Why sexual and reproductive rights can’t be taken for granted

  
Disclaimer: all opinions in this column reflect the views of their authors’, not of EurActiv.com PLC.
Michael Cashman MEP [michael-cashman.eu]

The 'I decide' campaign being launched today aims to put sexual and reproductive health rights at the heart of development policy and mobilise the majority of Europe's citizens against those who would take us back to the Middle Ages, writes Michael Cashman. 

Michael Cashman is a Labour MEP and member of the European Parliament's Development Committee.

Sexual and reproductive health rights are human rights. Behind these four words are women, men, girls and boys who should be free to use their own body and sexuality in the way they wish to. Sexual and reproductive health rights are, in my opinion, the basis of any other human right, as they deal with reproduction, with the right to give birth or not. They deal with life. They also deal with death.

Every year, the denial of women’s right to decide leads to 80 million unplanned pregnancies, 30 million unplanned births and 20 million unsafe abortions around the world. It prevents more than 220 million women from having access to effective and affordable contraception. Along with many of my colleagues in the European Parliament, I have spent years fighting for Europe’s development policies and humanitarian aid to support people’s freedom to decide what to do with their own bodies, with whom they live or share their life, whom they love and how. Shockingly, many men and women around the world are still denied these basic rights by their governments and by tradition. Progress has been made, but there is a long way still to go.

In Europe, many citizens assume that these battles have been won, taking their sexual and reproductive health and rights (SRHR) - their right to decide - for granted. But we cannot afford to be complacent. A growing wave of conservative, religious-led opposition to SRHR is seeking to turn back the clock. In the European Parliament, a longstanding advocate of the right to decide, there have been calculated efforts to undermine support for access to safe and legal abortion, to call into question the freedom to live without fear of discrimination on grounds of sexual orientation, and to deny our young people’s need for a sexuality education that will prepare them for the real world in which they are growing up. At national level too, some European countries are facing serious challenges to the right to safe and legal abortion.

The most alarming recent example is a campaign orchestrated by religious anti-choice campaigners to collect signatures calling for a ban to all EU funding for activities that may lead to the ‘destruction’ of human embryos. The organisers of ‘One Of Us’ argue that they believe in human dignity. But they are calling for the EU to halt all funding to NGOs which provide maternal health services, on occasion including abortion information and services, in the developing world. This would cut the approximately 86 million Euros in EU development aid that is currently going to maternal health every year, with devastating consequences. A strange interpretation indeed of standing up for human dignity in a world where almost 800 women are still dying every day during pregnancy and childbirth!

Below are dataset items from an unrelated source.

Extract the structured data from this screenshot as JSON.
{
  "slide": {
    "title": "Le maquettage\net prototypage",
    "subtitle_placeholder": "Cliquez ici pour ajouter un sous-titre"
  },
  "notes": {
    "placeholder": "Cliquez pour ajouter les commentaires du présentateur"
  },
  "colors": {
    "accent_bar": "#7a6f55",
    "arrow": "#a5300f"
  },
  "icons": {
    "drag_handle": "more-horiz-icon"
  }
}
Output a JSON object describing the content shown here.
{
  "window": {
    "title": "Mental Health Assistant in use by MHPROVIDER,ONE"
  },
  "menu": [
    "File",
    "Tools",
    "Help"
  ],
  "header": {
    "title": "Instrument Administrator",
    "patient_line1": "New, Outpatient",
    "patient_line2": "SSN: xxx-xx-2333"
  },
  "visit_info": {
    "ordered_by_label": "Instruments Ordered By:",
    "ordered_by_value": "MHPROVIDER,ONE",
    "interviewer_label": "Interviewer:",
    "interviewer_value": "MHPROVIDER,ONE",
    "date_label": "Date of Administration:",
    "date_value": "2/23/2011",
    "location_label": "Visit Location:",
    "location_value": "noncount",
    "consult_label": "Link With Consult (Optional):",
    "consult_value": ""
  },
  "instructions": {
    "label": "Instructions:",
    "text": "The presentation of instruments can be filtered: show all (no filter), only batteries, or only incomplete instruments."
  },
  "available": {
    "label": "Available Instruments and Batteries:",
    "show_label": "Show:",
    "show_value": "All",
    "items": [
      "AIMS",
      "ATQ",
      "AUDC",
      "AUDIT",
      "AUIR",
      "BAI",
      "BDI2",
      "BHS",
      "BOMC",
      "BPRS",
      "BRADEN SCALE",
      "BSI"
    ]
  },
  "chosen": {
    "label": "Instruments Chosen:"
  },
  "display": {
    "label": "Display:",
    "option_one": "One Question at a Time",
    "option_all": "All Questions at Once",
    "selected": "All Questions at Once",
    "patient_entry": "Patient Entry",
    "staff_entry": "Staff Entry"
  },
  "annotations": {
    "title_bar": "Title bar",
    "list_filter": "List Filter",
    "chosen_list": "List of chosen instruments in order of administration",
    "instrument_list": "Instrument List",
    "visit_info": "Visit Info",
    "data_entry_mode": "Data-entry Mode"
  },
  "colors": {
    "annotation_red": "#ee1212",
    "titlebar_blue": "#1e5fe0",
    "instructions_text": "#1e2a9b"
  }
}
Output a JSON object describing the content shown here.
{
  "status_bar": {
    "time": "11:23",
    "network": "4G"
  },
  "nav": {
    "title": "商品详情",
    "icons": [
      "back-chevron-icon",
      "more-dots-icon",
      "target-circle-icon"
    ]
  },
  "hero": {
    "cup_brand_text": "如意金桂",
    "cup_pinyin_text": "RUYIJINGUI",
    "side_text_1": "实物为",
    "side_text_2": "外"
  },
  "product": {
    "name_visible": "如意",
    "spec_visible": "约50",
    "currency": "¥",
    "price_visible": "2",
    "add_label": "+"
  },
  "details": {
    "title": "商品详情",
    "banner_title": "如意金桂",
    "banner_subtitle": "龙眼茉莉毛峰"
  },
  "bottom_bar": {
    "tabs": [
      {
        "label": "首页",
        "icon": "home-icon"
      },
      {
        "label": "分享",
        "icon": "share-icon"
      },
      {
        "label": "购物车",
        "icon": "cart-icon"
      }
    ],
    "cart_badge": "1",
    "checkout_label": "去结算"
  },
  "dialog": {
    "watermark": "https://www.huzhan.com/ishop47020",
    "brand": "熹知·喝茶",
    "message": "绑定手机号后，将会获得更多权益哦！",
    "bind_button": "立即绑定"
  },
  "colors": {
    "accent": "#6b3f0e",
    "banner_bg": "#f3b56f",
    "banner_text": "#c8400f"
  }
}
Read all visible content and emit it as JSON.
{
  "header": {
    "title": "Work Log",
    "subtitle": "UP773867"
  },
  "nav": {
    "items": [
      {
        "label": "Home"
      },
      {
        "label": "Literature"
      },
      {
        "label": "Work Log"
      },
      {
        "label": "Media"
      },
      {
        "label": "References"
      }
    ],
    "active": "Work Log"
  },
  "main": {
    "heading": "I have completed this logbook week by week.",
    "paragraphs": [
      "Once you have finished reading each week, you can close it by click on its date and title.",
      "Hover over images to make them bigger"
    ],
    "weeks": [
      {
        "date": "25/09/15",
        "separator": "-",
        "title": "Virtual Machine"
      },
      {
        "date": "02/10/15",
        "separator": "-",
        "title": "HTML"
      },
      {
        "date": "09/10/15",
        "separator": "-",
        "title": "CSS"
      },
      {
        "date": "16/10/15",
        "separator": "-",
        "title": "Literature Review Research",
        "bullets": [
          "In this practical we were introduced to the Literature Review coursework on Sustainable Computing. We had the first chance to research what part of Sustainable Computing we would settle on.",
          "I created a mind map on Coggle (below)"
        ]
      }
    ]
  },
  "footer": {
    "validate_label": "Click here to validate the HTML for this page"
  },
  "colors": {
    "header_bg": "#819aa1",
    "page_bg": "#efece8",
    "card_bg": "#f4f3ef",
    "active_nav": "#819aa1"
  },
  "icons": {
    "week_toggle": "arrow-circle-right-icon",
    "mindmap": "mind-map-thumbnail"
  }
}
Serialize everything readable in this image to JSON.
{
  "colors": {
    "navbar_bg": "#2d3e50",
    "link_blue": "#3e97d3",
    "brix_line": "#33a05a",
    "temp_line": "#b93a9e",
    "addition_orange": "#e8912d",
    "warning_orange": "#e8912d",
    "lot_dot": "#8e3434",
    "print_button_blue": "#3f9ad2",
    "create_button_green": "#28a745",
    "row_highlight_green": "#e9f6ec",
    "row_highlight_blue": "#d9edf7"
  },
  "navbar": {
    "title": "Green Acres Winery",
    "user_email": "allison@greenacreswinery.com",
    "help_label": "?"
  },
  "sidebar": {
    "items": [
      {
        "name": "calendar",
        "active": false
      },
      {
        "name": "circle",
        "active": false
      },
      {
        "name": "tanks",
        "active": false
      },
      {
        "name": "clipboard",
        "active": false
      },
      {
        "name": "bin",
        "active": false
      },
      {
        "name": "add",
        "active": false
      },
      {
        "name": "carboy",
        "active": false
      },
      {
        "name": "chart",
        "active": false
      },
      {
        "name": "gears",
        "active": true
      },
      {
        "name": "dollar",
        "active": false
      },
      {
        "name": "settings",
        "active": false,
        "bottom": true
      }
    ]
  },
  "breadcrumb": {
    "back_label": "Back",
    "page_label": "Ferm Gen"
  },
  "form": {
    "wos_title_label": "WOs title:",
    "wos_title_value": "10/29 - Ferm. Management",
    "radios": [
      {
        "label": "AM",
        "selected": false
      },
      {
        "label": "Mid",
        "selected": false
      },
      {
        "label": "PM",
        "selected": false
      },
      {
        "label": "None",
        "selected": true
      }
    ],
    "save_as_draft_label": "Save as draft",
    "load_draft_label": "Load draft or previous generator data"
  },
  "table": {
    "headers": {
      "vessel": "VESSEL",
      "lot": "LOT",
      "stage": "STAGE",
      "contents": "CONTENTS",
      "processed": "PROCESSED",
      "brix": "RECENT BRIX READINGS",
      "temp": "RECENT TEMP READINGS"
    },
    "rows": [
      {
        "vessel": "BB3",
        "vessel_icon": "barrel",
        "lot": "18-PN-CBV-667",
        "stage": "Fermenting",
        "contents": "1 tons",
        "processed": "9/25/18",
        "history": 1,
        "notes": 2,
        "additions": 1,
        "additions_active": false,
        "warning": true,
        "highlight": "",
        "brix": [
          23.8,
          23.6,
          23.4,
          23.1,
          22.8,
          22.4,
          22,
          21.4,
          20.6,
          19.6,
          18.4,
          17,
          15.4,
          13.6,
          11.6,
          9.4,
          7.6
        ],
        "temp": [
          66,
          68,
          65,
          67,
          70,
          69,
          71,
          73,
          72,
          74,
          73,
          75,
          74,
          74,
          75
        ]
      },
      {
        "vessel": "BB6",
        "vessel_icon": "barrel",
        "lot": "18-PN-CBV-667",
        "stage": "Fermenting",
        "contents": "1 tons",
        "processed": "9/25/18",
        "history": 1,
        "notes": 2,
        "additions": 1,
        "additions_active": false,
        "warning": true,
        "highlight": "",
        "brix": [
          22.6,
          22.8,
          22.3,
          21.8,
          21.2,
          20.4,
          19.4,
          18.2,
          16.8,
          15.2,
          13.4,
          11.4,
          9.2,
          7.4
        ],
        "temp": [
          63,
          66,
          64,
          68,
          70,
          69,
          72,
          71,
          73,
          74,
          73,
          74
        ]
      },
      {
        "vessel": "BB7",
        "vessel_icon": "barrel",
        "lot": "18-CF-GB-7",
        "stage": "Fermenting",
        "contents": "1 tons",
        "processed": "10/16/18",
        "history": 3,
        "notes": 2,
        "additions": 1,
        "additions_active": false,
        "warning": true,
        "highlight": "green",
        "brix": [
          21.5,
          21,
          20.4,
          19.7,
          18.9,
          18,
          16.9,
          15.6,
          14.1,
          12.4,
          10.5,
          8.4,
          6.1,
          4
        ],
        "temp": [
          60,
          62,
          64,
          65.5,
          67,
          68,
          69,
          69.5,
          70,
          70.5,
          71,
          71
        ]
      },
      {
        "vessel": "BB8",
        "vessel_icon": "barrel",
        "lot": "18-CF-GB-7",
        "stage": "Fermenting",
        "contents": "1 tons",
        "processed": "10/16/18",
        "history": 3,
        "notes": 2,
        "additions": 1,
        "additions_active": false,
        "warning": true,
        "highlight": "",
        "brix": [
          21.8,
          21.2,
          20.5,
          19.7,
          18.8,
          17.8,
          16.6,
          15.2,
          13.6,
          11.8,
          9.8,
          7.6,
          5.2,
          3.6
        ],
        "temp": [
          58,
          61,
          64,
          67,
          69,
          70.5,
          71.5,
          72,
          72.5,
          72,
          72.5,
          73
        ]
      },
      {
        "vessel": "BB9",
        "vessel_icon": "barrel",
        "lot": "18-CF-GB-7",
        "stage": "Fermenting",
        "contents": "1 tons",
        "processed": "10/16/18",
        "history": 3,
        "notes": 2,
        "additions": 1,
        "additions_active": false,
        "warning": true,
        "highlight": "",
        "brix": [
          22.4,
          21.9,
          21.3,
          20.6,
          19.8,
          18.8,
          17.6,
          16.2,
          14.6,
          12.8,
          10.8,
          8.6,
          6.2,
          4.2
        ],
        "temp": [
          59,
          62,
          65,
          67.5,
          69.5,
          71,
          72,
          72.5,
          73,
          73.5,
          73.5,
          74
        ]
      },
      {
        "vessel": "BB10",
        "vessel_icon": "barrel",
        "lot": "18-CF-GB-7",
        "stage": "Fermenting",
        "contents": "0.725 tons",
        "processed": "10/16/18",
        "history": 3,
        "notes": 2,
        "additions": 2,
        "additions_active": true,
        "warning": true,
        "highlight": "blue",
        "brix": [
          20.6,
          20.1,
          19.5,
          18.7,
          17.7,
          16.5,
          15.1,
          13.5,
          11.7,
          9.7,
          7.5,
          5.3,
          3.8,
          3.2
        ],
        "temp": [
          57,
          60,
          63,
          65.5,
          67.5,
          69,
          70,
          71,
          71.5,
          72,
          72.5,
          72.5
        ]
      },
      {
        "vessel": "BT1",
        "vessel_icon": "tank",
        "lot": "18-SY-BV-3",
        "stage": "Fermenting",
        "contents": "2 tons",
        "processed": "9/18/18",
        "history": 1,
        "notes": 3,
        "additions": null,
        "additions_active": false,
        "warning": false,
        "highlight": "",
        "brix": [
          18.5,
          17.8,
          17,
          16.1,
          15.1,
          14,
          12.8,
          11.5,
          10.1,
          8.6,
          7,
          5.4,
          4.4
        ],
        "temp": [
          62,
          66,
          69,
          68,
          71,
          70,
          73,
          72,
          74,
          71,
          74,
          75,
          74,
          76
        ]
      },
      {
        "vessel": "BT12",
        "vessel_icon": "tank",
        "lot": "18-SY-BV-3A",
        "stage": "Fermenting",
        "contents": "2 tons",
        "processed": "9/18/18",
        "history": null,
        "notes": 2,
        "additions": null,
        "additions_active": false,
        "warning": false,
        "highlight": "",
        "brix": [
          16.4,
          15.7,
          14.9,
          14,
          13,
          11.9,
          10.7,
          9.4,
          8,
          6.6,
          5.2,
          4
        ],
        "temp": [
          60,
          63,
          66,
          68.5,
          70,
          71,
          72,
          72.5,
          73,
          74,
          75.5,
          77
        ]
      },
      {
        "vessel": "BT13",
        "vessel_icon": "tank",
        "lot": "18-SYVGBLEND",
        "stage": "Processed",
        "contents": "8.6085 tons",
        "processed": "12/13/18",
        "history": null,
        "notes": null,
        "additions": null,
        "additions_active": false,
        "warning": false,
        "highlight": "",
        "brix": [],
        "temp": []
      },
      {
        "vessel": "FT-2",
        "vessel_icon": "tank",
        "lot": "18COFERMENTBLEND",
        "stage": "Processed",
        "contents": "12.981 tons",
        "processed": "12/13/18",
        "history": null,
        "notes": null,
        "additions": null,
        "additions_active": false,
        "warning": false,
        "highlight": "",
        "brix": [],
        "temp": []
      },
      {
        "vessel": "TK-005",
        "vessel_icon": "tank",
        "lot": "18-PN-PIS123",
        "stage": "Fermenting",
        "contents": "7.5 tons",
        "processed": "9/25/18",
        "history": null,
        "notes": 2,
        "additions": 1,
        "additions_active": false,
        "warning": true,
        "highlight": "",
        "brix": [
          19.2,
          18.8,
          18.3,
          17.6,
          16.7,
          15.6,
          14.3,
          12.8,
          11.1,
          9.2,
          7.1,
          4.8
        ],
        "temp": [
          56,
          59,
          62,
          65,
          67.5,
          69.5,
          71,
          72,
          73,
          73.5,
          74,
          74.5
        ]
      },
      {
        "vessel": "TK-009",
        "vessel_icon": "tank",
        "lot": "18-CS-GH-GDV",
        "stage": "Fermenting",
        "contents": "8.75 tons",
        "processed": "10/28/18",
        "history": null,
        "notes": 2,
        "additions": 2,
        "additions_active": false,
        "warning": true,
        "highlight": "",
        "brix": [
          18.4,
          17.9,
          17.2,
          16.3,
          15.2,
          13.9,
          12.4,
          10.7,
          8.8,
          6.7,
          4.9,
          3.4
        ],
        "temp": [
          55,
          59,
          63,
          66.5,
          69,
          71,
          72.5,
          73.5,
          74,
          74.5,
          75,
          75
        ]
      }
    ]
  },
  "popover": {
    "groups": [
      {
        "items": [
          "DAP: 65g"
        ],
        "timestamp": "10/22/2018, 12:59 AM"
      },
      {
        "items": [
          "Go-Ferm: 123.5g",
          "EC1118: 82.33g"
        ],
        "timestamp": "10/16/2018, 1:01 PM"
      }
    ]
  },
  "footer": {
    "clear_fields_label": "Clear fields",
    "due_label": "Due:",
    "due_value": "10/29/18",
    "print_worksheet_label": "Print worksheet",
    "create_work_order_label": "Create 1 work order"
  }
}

In this context, the launch this week by the International Planned Parenthood Federation (IPPF) of a campaign calling on world leaders to put SRHR at the heart of global development is extremely timely and important. IPPF’s “I Decide” campaign aims to mobilise public support for the message that people should have the right to decide – who they live with; what happens to their bodies; if, when and how many children they have; and what kind of future they want. I unreservedly endorse this campaign.

All individuals should be able to realize their human rights, without discrimination and without the beliefs of others being imposed on them. And the result is better and more productive communities. I fully believe that those who wish to take us back to the middle ages are a minority, and that their claims to represent public opinion should be rejected. I hope that the “I Decide” campaign will help to confirm that citizens in Europe and around the world cherish people’s freedom to decide.